Sobald sie sich bereit erklärt hatten, wurden sie als Futter für Wagners „Fleischwolf“-Taktik verwendet: Eine Welle ehemaliger Sträflinge sollte die ukrainischen Streitkräfte überwältigen. Jeder, der floh, wurde von seinen Befehlshabern erschossen. Viele wurden getötet.

In seinen Ausführungen am Donnerstag lobte Putin Prigoschins Engagement für die „gemeinsame Sache“, sagte aber auch, er habe „in seinem Leben schwere Fehler gemacht“, eine kaum verhüllte Anspielung auf den Aufstand. Die „Fehler“ hatte Putin in vielerlei Hinsicht selbst gemacht: Er hatte Prigozhin erlaubt, weiterhin in der Ukraine zu operieren, während er Verteidigungsminister Sergej Schoigu öffentlich die Schuld für den Pfusch bei der Invasion gab.

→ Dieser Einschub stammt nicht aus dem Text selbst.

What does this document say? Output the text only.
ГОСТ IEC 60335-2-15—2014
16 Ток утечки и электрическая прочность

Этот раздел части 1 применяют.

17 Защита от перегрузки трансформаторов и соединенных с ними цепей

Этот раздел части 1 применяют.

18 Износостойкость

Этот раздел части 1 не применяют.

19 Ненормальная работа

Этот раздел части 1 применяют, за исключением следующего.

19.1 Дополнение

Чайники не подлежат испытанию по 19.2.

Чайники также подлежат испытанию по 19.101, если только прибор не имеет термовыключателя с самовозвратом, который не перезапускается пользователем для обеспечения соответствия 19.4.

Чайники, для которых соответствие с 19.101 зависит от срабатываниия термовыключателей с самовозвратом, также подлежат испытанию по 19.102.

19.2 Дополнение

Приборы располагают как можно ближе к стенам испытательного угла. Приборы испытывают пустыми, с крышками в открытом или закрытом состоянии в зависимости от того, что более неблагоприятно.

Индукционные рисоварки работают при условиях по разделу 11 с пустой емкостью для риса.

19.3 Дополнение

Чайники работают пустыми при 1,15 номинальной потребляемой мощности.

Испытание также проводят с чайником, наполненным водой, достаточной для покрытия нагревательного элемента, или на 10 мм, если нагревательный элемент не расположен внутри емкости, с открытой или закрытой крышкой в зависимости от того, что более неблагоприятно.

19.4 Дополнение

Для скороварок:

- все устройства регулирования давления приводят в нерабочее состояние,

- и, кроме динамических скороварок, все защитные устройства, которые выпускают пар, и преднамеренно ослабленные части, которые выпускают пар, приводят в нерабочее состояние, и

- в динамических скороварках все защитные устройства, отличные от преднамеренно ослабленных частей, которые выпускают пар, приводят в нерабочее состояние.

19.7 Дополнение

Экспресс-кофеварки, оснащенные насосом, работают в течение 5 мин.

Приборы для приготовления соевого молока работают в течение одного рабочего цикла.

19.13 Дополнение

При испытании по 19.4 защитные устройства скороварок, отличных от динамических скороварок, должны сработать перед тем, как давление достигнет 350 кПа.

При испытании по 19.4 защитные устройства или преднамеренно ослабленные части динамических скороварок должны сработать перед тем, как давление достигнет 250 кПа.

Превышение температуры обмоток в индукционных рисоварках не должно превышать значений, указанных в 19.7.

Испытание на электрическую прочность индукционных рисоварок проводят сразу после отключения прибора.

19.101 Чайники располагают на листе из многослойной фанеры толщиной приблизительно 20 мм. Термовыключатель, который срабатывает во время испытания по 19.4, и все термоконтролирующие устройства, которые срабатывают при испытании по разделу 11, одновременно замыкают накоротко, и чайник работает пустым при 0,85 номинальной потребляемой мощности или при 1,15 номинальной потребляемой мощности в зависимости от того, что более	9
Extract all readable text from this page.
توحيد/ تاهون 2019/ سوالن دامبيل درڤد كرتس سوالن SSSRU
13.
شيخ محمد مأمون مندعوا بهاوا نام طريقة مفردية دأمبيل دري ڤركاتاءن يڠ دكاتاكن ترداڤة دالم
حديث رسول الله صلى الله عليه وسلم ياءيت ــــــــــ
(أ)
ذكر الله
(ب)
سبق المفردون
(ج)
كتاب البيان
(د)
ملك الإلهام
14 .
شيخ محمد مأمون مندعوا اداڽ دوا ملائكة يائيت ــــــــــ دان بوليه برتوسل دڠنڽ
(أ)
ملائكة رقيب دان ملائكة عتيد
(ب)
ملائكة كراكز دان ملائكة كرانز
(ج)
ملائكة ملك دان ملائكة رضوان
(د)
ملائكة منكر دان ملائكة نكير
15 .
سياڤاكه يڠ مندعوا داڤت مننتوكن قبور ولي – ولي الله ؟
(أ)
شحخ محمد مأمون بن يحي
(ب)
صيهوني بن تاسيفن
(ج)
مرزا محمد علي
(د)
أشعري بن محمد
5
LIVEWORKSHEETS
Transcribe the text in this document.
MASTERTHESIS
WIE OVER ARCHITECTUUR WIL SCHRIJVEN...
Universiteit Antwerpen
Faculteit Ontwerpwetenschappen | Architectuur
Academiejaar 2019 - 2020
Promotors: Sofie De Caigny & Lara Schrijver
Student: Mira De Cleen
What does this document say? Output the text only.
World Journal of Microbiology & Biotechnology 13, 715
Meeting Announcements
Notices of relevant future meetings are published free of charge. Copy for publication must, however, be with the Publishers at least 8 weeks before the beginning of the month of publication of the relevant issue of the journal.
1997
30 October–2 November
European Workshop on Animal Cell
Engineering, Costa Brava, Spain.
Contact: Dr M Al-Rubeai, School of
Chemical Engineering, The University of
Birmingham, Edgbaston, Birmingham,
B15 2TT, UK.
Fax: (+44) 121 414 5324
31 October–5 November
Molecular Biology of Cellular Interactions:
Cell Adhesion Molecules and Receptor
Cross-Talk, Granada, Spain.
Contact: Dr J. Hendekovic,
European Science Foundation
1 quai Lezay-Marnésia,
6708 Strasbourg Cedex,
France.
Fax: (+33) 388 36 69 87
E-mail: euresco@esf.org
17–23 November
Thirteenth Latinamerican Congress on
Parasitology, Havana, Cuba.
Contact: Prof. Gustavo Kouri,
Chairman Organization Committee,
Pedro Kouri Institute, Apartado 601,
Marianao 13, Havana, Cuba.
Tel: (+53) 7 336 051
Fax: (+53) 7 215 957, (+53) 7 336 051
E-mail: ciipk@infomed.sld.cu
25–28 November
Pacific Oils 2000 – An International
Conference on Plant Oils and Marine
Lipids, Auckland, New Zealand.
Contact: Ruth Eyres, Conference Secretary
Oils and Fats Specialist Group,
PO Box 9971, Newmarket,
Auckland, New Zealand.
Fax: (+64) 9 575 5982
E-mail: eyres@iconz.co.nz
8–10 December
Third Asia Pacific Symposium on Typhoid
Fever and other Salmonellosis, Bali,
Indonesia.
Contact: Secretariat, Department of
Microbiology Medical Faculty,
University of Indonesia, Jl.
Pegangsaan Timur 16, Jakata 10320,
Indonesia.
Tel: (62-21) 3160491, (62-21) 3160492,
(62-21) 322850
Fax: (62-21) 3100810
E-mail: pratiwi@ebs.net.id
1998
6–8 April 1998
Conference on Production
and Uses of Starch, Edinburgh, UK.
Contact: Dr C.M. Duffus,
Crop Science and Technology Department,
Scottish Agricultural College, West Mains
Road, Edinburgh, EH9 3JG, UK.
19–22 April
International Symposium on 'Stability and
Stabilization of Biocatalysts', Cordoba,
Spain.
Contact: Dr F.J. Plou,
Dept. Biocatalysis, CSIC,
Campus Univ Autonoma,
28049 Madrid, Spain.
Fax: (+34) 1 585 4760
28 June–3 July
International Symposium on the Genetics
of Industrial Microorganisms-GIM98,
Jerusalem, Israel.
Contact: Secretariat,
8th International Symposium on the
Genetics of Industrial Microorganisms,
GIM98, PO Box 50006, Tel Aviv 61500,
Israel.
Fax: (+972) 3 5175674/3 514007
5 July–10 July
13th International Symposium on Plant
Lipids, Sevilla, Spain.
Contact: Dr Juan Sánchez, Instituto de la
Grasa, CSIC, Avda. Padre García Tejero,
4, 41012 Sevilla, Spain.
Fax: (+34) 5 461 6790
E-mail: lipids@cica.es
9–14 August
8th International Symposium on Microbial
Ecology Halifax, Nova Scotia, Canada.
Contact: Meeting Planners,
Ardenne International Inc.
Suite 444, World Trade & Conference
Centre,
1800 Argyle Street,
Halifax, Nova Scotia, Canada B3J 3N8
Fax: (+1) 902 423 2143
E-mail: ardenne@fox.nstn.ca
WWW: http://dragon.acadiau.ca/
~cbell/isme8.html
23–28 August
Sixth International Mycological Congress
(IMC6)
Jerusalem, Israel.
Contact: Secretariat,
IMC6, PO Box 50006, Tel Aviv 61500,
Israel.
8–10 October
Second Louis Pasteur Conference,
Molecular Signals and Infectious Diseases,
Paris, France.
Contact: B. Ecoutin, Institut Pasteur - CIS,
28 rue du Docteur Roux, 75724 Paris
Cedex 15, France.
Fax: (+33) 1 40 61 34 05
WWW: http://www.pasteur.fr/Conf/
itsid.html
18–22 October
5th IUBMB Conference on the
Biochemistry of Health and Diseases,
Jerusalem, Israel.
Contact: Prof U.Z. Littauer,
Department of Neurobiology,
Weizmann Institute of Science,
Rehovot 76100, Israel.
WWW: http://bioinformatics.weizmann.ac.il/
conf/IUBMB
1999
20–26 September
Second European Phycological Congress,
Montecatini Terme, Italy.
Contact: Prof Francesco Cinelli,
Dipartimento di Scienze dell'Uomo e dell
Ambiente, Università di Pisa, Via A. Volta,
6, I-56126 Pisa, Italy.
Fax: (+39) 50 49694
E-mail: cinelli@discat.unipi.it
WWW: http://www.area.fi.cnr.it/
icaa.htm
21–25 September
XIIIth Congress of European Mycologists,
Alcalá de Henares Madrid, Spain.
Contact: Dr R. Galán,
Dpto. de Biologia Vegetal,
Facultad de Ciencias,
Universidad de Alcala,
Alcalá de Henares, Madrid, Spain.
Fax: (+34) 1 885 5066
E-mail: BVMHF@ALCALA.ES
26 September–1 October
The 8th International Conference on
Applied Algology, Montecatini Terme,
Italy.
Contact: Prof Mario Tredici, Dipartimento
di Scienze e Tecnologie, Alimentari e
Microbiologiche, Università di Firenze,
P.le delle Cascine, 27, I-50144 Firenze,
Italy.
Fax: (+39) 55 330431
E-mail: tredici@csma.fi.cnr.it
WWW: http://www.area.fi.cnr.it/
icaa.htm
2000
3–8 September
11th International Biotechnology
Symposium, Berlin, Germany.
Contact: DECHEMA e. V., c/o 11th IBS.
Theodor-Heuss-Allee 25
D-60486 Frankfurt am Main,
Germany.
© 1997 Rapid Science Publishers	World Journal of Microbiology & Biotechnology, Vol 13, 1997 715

Trotz der zahlreichen privaten Militärfirmen, die Moskau zur Verfügung stehen, sei es unwahrscheinlich, dass eine Streitmacht von Wagners Ausmaß entstehen könne, so Japparowa. Nach Wagner, so Japparowa, würde Putin „solche Bemühungen im Keim ersticken“.

Zu den Autoren

Francesca Ebel ist die Russland-Korrespondentin der Washington Post. Bevor sie 2022 zur Post kam, war Ebel Korrespondentin der Associated Press in Tunis.

Mary Ilyushina, Reporterin im Auslandsressort der Washington Post, berichtet über Russland und die Region. Sie begann ihre Karriere bei unabhängigen russischen Medien, bevor sie 2017 als Field Producer in das Moskauer Büro von CNN kam. Seit 2021 arbeitet sie für The Post. Sie spricht Russisch, Englisch, Ukrainisch und Arabisch.

Greg Miller hat zu diesem Bericht beigetragen.

Wir testen zurzeit maschinelle Übersetzungen. Dieser Artikel wurde aus dem Englischen automatisiert ins Deutsche übersetzt.

Dieser Artikel war zuerst am 25. August 2023 in englischer Sprache bei der „Washingtonpost.com“ erschienen – im Zuge einer Kooperation steht er nun in Übersetzung auch den Lesern der IPPEN.MEDIA-Portale zur Verfügung.